Le cardinal Parocchi ne peut s’empêcher de remarquer l’effrayante maigreur de la religieuse. Malgré son impeccable posture, elle est si petite et son visage, si pâle. La pauvre s’effondrerait si elle portait plus que son voile. Comment confier à quelqu’un de si fragile une tâche aussi lourde ? Au risque de paraître cruel, mieux vaut ne pas lui donner de faux espoirs.

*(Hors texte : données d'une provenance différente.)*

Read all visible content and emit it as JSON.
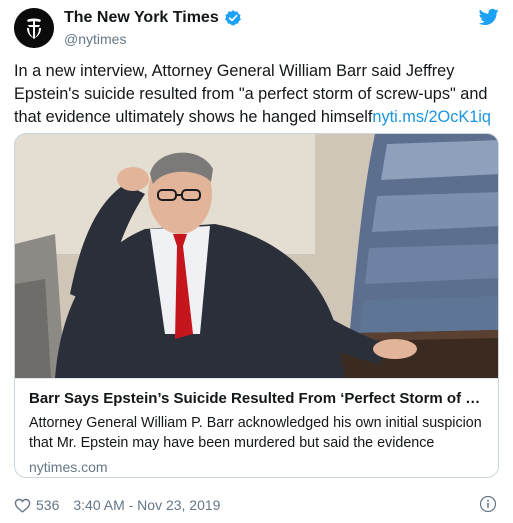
{
  "account": {
    "display_name": "The New York Times",
    "handle": "@nytimes",
    "avatar_icon": "nyt-t-logo",
    "verified_icon": "verified-badge-icon",
    "network_icon": "twitter-bird-icon"
  },
  "tweet": {
    "text": "In a new interview, Attorney General William Barr said Jeffrey Epstein's suicide resulted from \"a perfect storm of screw-ups\" and that evidence ultimately shows he hanged himself",
    "link_text": "nyti.ms/2OcK1iq"
  },
  "card": {
    "title": "Barr Says Epstein’s Suicide Resulted From ‘Perfect Storm of Scr...",
    "description": "Attorney General William P. Barr acknowledged his own initial suspicion that Mr. Epstein may have been murdered but said the evidence",
    "domain": "nytimes.com"
  },
  "footer": {
    "like_count": "536",
    "timestamp": "3:40 AM - Nov 23, 2019",
    "like_icon": "heart-icon",
    "info_icon": "info-icon"
  },
  "colors": {
    "link": "#1b95e0",
    "secondary_text": "#657786",
    "verified": "#1da1f2",
    "border": "#ccd6dd"
  }
}
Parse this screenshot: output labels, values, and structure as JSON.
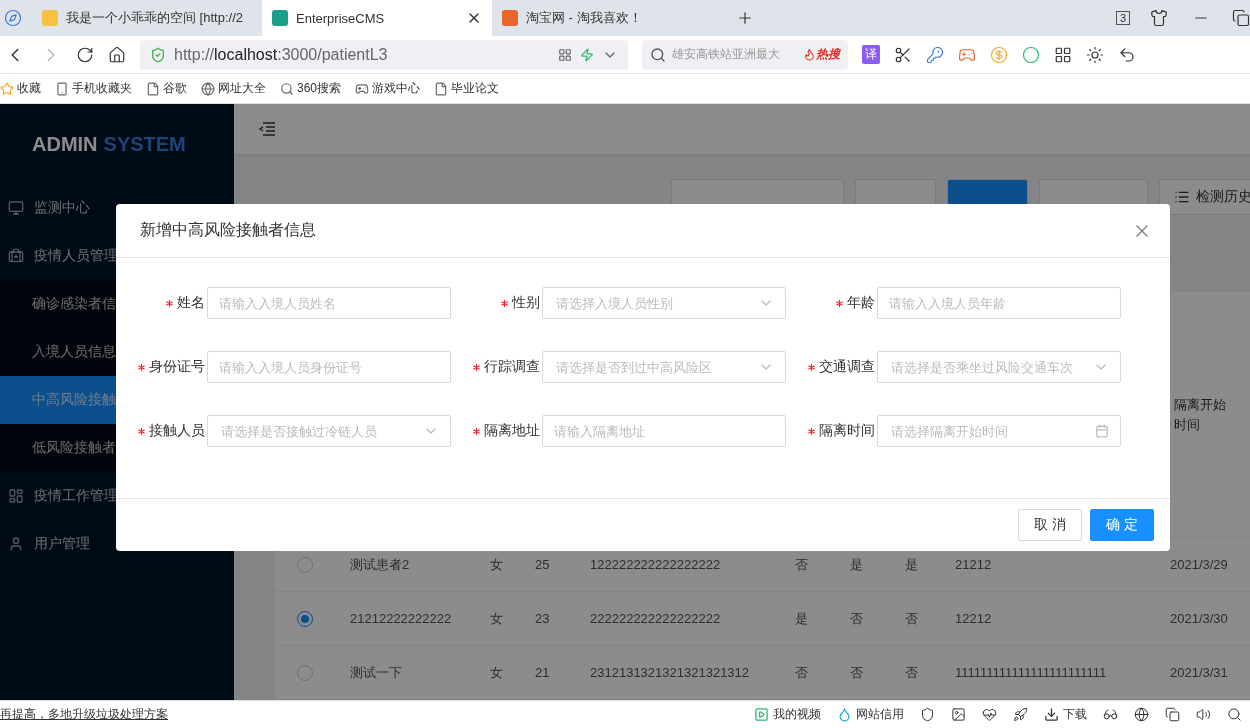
{
  "browser": {
    "tabs": [
      {
        "title": "我是一个小乖乖的空间 [http://2",
        "selected": false
      },
      {
        "title": "EnterpriseCMS",
        "selected": true
      },
      {
        "title": "淘宝网 - 淘我喜欢！",
        "selected": false
      }
    ],
    "tab_count": "3",
    "url_prefix": "http://",
    "url_host": "localhost",
    "url_rest": ":3000/patientL3",
    "search_placeholder": "雄安高铁站亚洲最大",
    "hot_search": "热搜",
    "translate": "译",
    "bookmarks": [
      "收藏",
      "手机收藏夹",
      "谷歌",
      "网址大全",
      "360搜索",
      "游戏中心",
      "毕业论文"
    ]
  },
  "app": {
    "brand": {
      "first": "ADMIN",
      "second": "SYSTEM"
    },
    "sidebar": [
      {
        "label": "监测中心",
        "selected": false
      },
      {
        "label": "疫情人员管理",
        "selected": false,
        "children": [
          {
            "label": "确诊感染者信",
            "selected": false
          },
          {
            "label": "入境人员信息",
            "selected": false
          },
          {
            "label": "中高风险接触",
            "selected": true
          },
          {
            "label": "低风险接触者",
            "selected": false
          }
        ]
      },
      {
        "label": "疫情工作管理",
        "selected": false
      },
      {
        "label": "用户管理",
        "selected": false
      }
    ],
    "history_button": "检测历史",
    "table": {
      "last_header": "隔离开始时间",
      "rows": [
        {
          "selected": false,
          "cells": [
            "测试患者2",
            "女",
            "25",
            "122222222222222222",
            "否",
            "是",
            "是",
            "21212",
            "2021/3/29"
          ]
        },
        {
          "selected": true,
          "cells": [
            "21212222222222",
            "女",
            "23",
            "222222222222222222",
            "是",
            "否",
            "否",
            "12212",
            "2021/3/30"
          ]
        },
        {
          "selected": false,
          "cells": [
            "测试一下",
            "女",
            "21",
            "2312131321321321321312",
            "否",
            "否",
            "否",
            "111111111111111111111111",
            "2021/3/31"
          ]
        }
      ]
    }
  },
  "dialog": {
    "title": "新增中高风险接触者信息",
    "fields": [
      {
        "label": "姓名",
        "required": true,
        "kind": "input",
        "placeholder": "请输入入境人员姓名"
      },
      {
        "label": "性别",
        "required": true,
        "kind": "select",
        "placeholder": "请选择入境人员性别"
      },
      {
        "label": "年龄",
        "required": true,
        "kind": "input",
        "placeholder": "请输入入境人员年龄"
      },
      {
        "label": "身份证号",
        "required": true,
        "kind": "input",
        "placeholder": "请输入入境人员身份证号"
      },
      {
        "label": "行踪调查",
        "required": true,
        "kind": "select",
        "placeholder": "请选择是否到过中高风险区"
      },
      {
        "label": "交通调查",
        "required": true,
        "kind": "select",
        "placeholder": "请选择是否乘坐过风险交通车次"
      },
      {
        "label": "接触人员",
        "required": true,
        "kind": "select",
        "placeholder": "请选择是否接触过冷链人员"
      },
      {
        "label": "隔离地址",
        "required": true,
        "kind": "input",
        "placeholder": "请输入隔离地址"
      },
      {
        "label": "隔离时间",
        "required": true,
        "kind": "date",
        "placeholder": "请选择隔离开始时间"
      }
    ],
    "cancel": "取 消",
    "confirm": "确 定"
  },
  "status_bar": {
    "news": "再提高，多地升级垃圾处理方案",
    "video": "我的视频",
    "credit": "网站信用",
    "download": "下载"
  }
}
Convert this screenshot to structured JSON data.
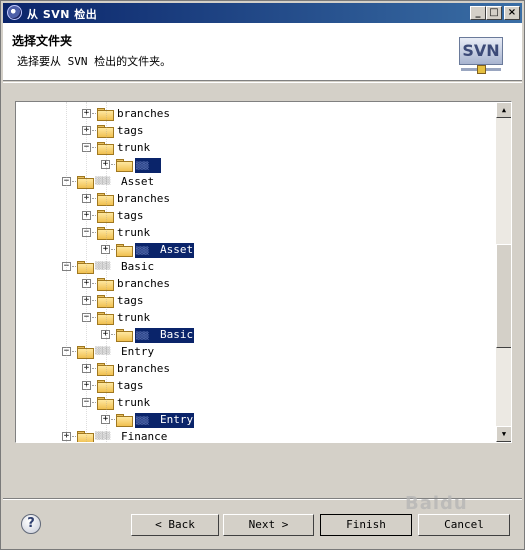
{
  "window": {
    "title": "从 SVN 检出",
    "controls": {
      "minimize": "_",
      "maximize": "□",
      "close": "×"
    }
  },
  "banner": {
    "title": "选择文件夹",
    "description": "选择要从 SVN 检出的文件夹。",
    "logo_text": "SVN"
  },
  "tree": {
    "rows": [
      {
        "label": "branches",
        "toggle": "+",
        "level": 2,
        "selected": false
      },
      {
        "label": "tags",
        "toggle": "+",
        "level": 2,
        "selected": false
      },
      {
        "label": "trunk",
        "toggle": "−",
        "level": 2,
        "selected": false
      },
      {
        "label": "",
        "toggle": "+",
        "level": 3,
        "selected": true
      },
      {
        "label": "Asset",
        "toggle": "−",
        "level": 1,
        "selected": false,
        "repo": true
      },
      {
        "label": "branches",
        "toggle": "+",
        "level": 2,
        "selected": false
      },
      {
        "label": "tags",
        "toggle": "+",
        "level": 2,
        "selected": false
      },
      {
        "label": "trunk",
        "toggle": "−",
        "level": 2,
        "selected": false
      },
      {
        "label": "Asset",
        "toggle": "+",
        "level": 3,
        "selected": true
      },
      {
        "label": "Basic",
        "toggle": "−",
        "level": 1,
        "selected": false,
        "repo": true
      },
      {
        "label": "branches",
        "toggle": "+",
        "level": 2,
        "selected": false
      },
      {
        "label": "tags",
        "toggle": "+",
        "level": 2,
        "selected": false
      },
      {
        "label": "trunk",
        "toggle": "−",
        "level": 2,
        "selected": false
      },
      {
        "label": "Basic",
        "toggle": "+",
        "level": 3,
        "selected": true
      },
      {
        "label": "Entry",
        "toggle": "−",
        "level": 1,
        "selected": false,
        "repo": true
      },
      {
        "label": "branches",
        "toggle": "+",
        "level": 2,
        "selected": false
      },
      {
        "label": "tags",
        "toggle": "+",
        "level": 2,
        "selected": false
      },
      {
        "label": "trunk",
        "toggle": "−",
        "level": 2,
        "selected": false
      },
      {
        "label": "Entry",
        "toggle": "+",
        "level": 3,
        "selected": true
      },
      {
        "label": "Finance",
        "toggle": "+",
        "level": 1,
        "selected": false,
        "repo": true
      }
    ]
  },
  "scrollbar": {
    "up": "▲",
    "down": "▼"
  },
  "buttons": {
    "help": "?",
    "back": "< Back",
    "next": "Next >",
    "finish": "Finish",
    "cancel": "Cancel"
  },
  "watermark": "Baidu"
}
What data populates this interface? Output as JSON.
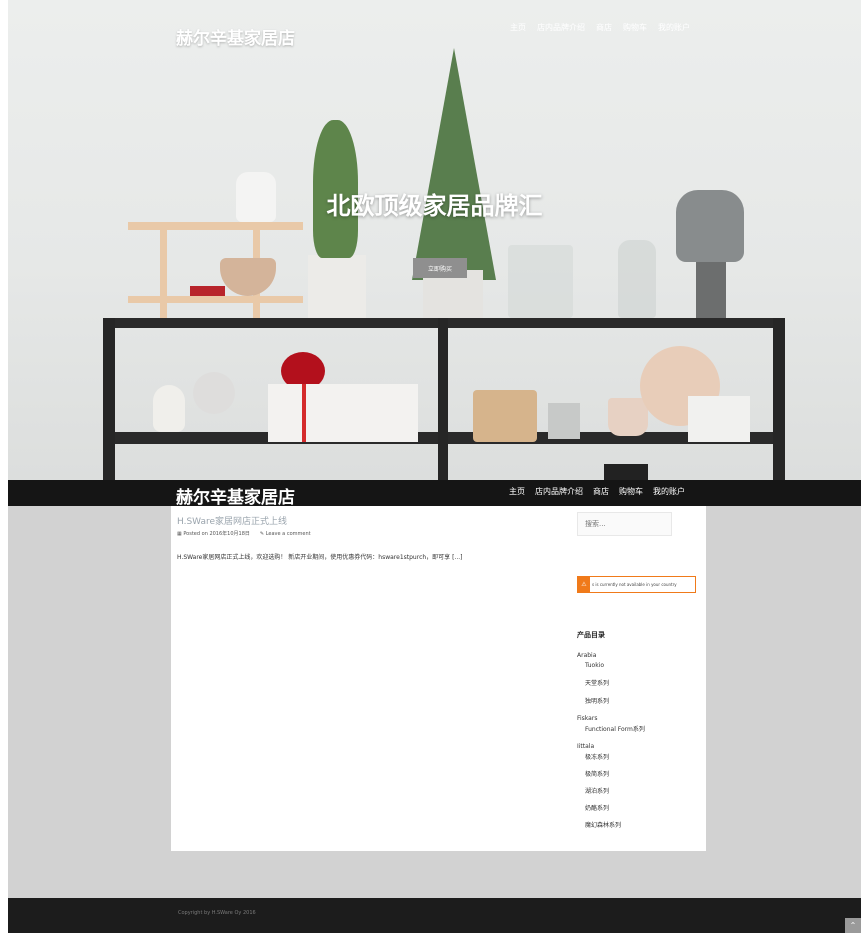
{
  "site": {
    "name": "赫尔辛基家居店"
  },
  "nav": {
    "items": [
      "主页",
      "店内品牌介绍",
      "商店",
      "购物车",
      "我的账户"
    ]
  },
  "hero": {
    "title": "北欧顶级家居品牌汇",
    "button_label": "立即购买"
  },
  "post": {
    "title": "H.SWare家居网店正式上线",
    "posted_on": "Posted on 2016年10月18日",
    "comment_link": "Leave a comment",
    "excerpt": "H.SWare家居网店正式上线，欢迎选购！ 新店开业期间，使用优惠券代码：hsware1stpurch，即可享 [...]"
  },
  "sidebar": {
    "search_placeholder": "搜索...",
    "notice_text": "s is currently not available in your country",
    "categories_title": "产品目录",
    "categories": [
      {
        "label": "Arabia",
        "level": 0
      },
      {
        "label": "Tuokio",
        "level": 1
      },
      {
        "label": "天堂系列",
        "level": 1
      },
      {
        "label": "独明系列",
        "level": 1
      },
      {
        "label": "Fiskars",
        "level": 0
      },
      {
        "label": "Functional Form系列",
        "level": 1
      },
      {
        "label": "Iittala",
        "level": 0
      },
      {
        "label": "极冻系列",
        "level": 1
      },
      {
        "label": "极简系列",
        "level": 1
      },
      {
        "label": "湖泊系列",
        "level": 1
      },
      {
        "label": "奶酪系列",
        "level": 1
      },
      {
        "label": "魔幻森林系列",
        "level": 1
      }
    ]
  },
  "footer": {
    "copyright": "Copyright by H.SWare Oy 2016"
  },
  "colors": {
    "navbar": "#151515",
    "accent_orange": "#f07a1a",
    "content_bg": "#d2d2d2",
    "footer": "#1c1c1c"
  }
}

– Je pense qu’il vaut mieux remporter votre rêve avec vous à Codogno, dit-il sèchement, refermant le dossier sur sa table.
À sa grande surprise, le sourire de mère Cabrini s’élargit. Ah, si seulement il savait la raison derrière se sourire ! S’il savait combien d’obstacles la chétive religieuse a déjà traversés !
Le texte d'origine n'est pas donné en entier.